Sunday, June 23, 2024

Environment chief cites ‘brutal contradictions’ in AMLO government

Environment Minister Víctor Manuel Toledo has rebuked the federal government of which he is part, asserting that it is full of “brutal contradictions.”

In an audio recording of a meeting with other federal cabinet members, Toledo openly expresses his dissatisfaction with the government and some of its members.

In the recording, which circulated on social media on Wednesday, the minister refers to things he has observed during 10 months in his role. He became environment minister in May 2019 so the audio would have been recorded in March 2020.

Toledo is heard saying that the government led by President López Obrador – the so-called Fourth Transformation, or 4T – doesn’t have clear objectives.

“This government is a government of brutal contradictions,” Toledo said, asserting that his view is supported by the “power struggles” he has observed within the president’s cabinet.

He took aim at López Obrador’s chief of staff, charging that he has blocked environmental projects and stood in the way of a transition to clean energy.

“Alfonso Romo has acquired enormous … power within the government, given to him by the president,” Toledo said.

The minister also said the Ministry of Agriculture and Rural Development (Sader), led by Víctor Villalobos, is opposed to agroecology, which his ministry supports.

He said that Sader, as well as the U.S. government and 20 foreign embassies in Mexico, opposed the Environment Ministry’s move to ban glyphosate – the active ingredient in the Monsanto herbicide Roundup, whose effect on human health is hotly contested.

“We’re not going to be able to freely transition to agroecology because the president, the Agriculture Ministry and the head of the president’s office [Romo] are against all this,” Toledo said.

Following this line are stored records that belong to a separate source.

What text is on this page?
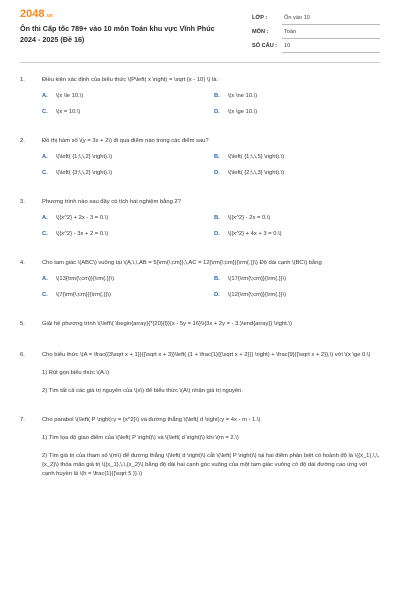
2048.vn
Ôn thi Cấp tốc 789+ vào 10 môn Toán khu vực Vĩnh Phúc
2024 - 2025 (Đề 16)
LỚP :	Ôn vào 10
MÔN :	Toán
SỐ CÂU : 10
1.	Điều kiện xác định của biểu thức \(P\left( x \right) = \sqrt {x - 10} \) là:
A. \(x \le 10.\)	B. \(x \ne 10.\)
C. \(x = 10.\)	D. \(x \ge 10.\)
2.	Đồ thị hàm số \(y = 3x + 2\) đi qua điểm nào trong các điểm sau?
A. \(\left( {1;\,\,2} \right).\)	B. \(\left( {1;\,\,5} \right).\)
C. \(\left( {3;\,\,2} \right).\)	D. \(\left( {2;\,\,3} \right).\)
3.	Phương trình nào sau đây có tích hai nghiệm bằng 2?
A. \({x^2} + 2x - 3 = 0.\)	B. \({x^2} - 2x = 0.\)
C. \({x^2} - 3x + 2 = 0.\)	D. \({x^2} + 4x + 3 = 0.\)
4.	Cho tam giác \(ABC\) vuông tại \(A,\,\,AB = 5{\rm{\;cm}},\,AC = 12{\rm{\;cm}}{\rm{.}}\) Độ dài cạnh \(BC\) bằng
A. \(13{\rm{\;cm}}{\rm{.}}\)	B. \(17{\rm{\;cm}}{\rm{.}}\)
C. \(7{\rm{\;cm}}{\rm{.}}\)	D. \(12{\rm{\;cm}}{\rm{.}}\)
5.	Giải hệ phương trình \(\left\{ \begin{array}{*{20}{l}}{x - 5y = 16}\\{3x + 2y = - 3.}\end{array}} \right.\)
6.	Cho biểu thức \(A = \frac{{3\sqrt x + 1}}{{\sqrt x + 3}}\left( {1 + \frac{1}{{\sqrt x + 2}}} \right) + \frac{9}{{\sqrt x + 2}},\) với \(x \ge 0.\)
1) Rút gọn biểu thức \(A.\)
2) Tìm tất cả các giá trị nguyên của \(x\) để biểu thức \(A\) nhận giá trị nguyên.
7.	Cho parabol \(\left( P \right):y = {x^2}\) và đường thẳng \(\left( d \right):y = 4x - m - 1.\)
1) Tìm tọa độ giao điểm của \(\left( P \right)\) và \(\left( d \right)\) khi \(m = 2.\)
2) Tìm giá trị của tham số \(m\) để đường thẳng \(\left( d \right)\) cắt \(\left( P \right)\) tại hai điểm phân biệt có hoành độ là \({x_1},\,\,{x_2}\) thỏa mãn giá trị \({x_1},\,\,{x_2}\) bằng độ dài hai cạnh góc vuông của một tam giác vuông có độ dài đường cao ứng với cạnh huyền là \(h = \frac{1}{{\sqrt 5 }}.\)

He also said that the president – in a move that appears at odds with his normally nationalistic tendencies – convened a cabinet meeting to promote a project in which a U.S. company would purchase or rent ejidos, or community land, in Campeche and Tabasco to establish a massive dairy farm.

“Fortunately, it wasn’t achieved,” Toledo said.

He also said that Romo invited him to a breakfast with the owner of Grupo México, the country’s largest mining company, to try to convince him to make the Environment Ministry “more accessible” to mining firms.

In addition, the minister said there were differences in opinion within the government about whether a brewery being built by United States company Constellation Brands in Mexicali, Baja California, should be allowed to go ahead.

He said the Interior Ministry was in favor of the project and that a deputy interior minister convened a meeting to try to convince officials of five other ministries to support it.

The US $1.4 billion brewery project was ultimately axed in March after three-quarters of citizens who participated in a public consultation opposed it.

Toledo also said he had differences with Energy Minister Rocío Nahle although he didn’t specify what they were. The clash could be related to renewable energy companies because the Energy Ministry has taken steps this year to limit their future expansion.

“Our vision,” Toledo told his fellow, apparently like-minded cabinet members, “is not in the rest of the cabinet at all and I’m afraid that it’s not in the president’s head either, … it has to be said.”